The main costs include capital, operational and transportation, as well as taxes
At this early stage, it is impossible to be accurate about the costs of extraction
Cost pressures include; planning and environmental permitting costs and the lack of a defined supply chain in the UK
What affects the cost of shale gas and what will the costs be in the UK?
As the shale gas industry in the UK is still at a very early stage, it is impossible to be completely accurate about the cost to extract onshore oil and gas.
The costs of producing unconventional gas include capital, operational and transportation costs, as well as taxes. These costs are dominated by the drilling of wells and are usually higher than for conventional gas because of the additional expense of hydraulic fracturing (fracking).
There are varying reports on how the UK shale extraction cost will compare to the US, with some commentators predicting the difference as high as three times more expensive in the UK.
Unlike the US however, the UK does already have access to sophisticated gas distribution and transmission systems. Not only would it cost several billion pounds if these systems had to be built today, but it also means that the need for flaring will be far less than in the US.

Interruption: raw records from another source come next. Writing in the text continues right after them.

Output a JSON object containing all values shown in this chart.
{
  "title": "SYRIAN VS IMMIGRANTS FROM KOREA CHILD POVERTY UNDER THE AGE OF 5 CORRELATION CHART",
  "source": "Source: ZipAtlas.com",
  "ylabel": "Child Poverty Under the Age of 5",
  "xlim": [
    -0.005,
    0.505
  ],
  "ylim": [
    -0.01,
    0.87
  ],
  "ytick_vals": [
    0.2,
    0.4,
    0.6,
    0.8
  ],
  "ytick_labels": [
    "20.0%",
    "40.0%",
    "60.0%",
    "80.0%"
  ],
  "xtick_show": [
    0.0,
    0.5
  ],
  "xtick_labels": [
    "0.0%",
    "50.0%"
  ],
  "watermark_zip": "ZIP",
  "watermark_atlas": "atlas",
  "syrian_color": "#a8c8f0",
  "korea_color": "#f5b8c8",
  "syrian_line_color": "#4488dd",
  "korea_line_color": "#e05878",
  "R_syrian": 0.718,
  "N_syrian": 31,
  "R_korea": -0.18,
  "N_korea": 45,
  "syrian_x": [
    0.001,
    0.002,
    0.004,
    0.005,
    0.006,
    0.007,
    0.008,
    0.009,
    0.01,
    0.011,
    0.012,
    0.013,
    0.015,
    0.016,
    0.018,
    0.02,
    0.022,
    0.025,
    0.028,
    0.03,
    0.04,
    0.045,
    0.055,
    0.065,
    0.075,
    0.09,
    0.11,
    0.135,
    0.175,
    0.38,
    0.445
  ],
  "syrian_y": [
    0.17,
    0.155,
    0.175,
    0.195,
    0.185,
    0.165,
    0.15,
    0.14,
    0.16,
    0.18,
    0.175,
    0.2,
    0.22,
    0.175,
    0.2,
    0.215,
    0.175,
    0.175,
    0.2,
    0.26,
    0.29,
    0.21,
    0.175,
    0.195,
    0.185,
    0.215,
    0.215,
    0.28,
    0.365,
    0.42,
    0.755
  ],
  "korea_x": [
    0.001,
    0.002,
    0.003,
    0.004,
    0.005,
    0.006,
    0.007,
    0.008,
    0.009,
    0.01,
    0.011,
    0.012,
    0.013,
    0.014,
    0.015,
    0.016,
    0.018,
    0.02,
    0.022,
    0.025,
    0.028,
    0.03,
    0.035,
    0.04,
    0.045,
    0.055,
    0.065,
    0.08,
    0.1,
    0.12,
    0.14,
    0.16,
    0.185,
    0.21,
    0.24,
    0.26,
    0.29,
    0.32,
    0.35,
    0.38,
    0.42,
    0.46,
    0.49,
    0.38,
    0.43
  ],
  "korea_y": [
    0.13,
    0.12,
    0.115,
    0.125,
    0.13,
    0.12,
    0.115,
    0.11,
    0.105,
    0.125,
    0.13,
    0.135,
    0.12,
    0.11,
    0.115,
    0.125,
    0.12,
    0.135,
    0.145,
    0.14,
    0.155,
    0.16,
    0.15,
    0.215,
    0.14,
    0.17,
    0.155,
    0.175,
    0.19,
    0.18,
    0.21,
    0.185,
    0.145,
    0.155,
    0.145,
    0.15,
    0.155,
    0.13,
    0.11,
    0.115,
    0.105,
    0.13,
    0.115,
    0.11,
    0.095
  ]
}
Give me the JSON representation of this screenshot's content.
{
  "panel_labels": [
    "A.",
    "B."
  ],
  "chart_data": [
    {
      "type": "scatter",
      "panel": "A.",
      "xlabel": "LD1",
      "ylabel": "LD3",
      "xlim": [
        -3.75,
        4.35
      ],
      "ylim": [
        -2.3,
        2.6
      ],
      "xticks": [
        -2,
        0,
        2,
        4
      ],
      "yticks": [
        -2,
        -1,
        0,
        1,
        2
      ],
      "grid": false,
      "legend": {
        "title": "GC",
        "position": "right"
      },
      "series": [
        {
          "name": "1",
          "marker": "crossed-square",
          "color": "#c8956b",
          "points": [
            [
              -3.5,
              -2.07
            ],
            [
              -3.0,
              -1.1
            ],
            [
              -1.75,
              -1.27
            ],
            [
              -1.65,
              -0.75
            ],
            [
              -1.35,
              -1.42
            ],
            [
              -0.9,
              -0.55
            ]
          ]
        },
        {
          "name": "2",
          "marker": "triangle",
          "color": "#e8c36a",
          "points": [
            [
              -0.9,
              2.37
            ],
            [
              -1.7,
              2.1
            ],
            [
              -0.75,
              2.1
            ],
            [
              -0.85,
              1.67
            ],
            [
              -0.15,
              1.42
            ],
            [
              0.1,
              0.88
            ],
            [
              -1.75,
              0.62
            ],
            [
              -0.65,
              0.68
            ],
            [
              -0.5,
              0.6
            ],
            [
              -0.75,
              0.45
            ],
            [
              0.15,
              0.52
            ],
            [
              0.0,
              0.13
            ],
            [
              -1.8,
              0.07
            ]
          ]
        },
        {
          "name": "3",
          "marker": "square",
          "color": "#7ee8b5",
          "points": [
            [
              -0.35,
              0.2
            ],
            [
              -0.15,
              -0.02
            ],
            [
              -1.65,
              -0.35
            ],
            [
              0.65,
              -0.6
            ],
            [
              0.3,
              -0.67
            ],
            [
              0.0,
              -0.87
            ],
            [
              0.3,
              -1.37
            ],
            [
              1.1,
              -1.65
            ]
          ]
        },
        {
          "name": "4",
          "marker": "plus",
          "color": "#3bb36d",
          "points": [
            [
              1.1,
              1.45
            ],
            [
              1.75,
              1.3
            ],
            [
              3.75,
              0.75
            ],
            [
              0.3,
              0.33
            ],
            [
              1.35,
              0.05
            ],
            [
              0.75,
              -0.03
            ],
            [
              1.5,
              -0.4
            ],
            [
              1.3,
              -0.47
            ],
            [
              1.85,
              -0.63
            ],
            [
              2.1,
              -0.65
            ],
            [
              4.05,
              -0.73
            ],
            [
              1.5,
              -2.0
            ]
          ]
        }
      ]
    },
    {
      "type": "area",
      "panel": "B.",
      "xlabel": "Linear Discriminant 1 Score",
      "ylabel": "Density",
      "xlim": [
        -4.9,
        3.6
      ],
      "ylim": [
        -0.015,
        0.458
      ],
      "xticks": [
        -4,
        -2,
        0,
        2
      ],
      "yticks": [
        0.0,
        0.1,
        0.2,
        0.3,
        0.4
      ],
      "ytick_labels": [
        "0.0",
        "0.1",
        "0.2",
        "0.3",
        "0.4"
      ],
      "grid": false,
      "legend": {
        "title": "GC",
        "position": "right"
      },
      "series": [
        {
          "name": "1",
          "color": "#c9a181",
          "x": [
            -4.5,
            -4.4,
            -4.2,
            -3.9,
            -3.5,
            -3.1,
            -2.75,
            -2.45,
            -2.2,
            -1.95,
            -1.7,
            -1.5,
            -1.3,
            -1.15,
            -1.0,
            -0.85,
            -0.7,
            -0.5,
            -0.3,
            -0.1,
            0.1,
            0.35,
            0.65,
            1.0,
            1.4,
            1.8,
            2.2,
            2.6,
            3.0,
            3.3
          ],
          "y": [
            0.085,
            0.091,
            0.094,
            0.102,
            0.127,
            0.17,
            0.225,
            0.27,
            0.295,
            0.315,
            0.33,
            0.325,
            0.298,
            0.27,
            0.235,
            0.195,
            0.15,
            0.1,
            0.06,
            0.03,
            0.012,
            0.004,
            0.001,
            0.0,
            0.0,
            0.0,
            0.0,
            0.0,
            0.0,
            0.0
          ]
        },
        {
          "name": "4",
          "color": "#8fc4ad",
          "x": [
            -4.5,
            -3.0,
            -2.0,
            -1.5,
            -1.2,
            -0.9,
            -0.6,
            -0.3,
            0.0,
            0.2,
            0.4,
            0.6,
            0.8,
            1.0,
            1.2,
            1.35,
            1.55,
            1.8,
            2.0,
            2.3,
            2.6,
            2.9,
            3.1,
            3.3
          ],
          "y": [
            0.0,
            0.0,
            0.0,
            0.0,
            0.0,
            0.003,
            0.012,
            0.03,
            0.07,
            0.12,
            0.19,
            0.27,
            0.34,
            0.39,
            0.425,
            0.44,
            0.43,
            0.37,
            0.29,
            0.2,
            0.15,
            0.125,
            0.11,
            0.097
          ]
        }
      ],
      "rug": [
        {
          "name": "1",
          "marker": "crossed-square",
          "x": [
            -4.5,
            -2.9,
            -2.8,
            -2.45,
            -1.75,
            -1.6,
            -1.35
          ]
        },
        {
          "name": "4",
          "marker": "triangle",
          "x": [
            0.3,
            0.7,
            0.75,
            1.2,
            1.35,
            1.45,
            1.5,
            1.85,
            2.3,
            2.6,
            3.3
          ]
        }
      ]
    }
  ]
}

A number of factors will determine the cost of extraction including:
- How much natural gas you can recover
- Development of a UK supply chain to generate price competition
- Climate change policies impacting on the cost of carbon
- Public perception and the impact on planning decisions
- Environmental and safety related costs
- Well success factors
- Well learning curve – time taken to reduce well costs
- Operator efficiency
While further testing is required, at this stage, it appears that in certain parts of the UK, the shale is significantly thicker than in the US. What this could mean is that a far greater amount of natural gas can be extracted at each well site.
However, the UK still suffers from a number of potential cost pressures which the US does not, in particular, the current lack of a shale supply chain.
For example one recent count showed that there are 863 land rigs in the US compared with 109 rigs in the whole of Europe, but this position will steadily improve as it did in the US.
In addition to the immature supply chain there is also a bigger environmental and regulatory cost of doing business in the UK, with longer lead times particularly around planning making scheduling difficult.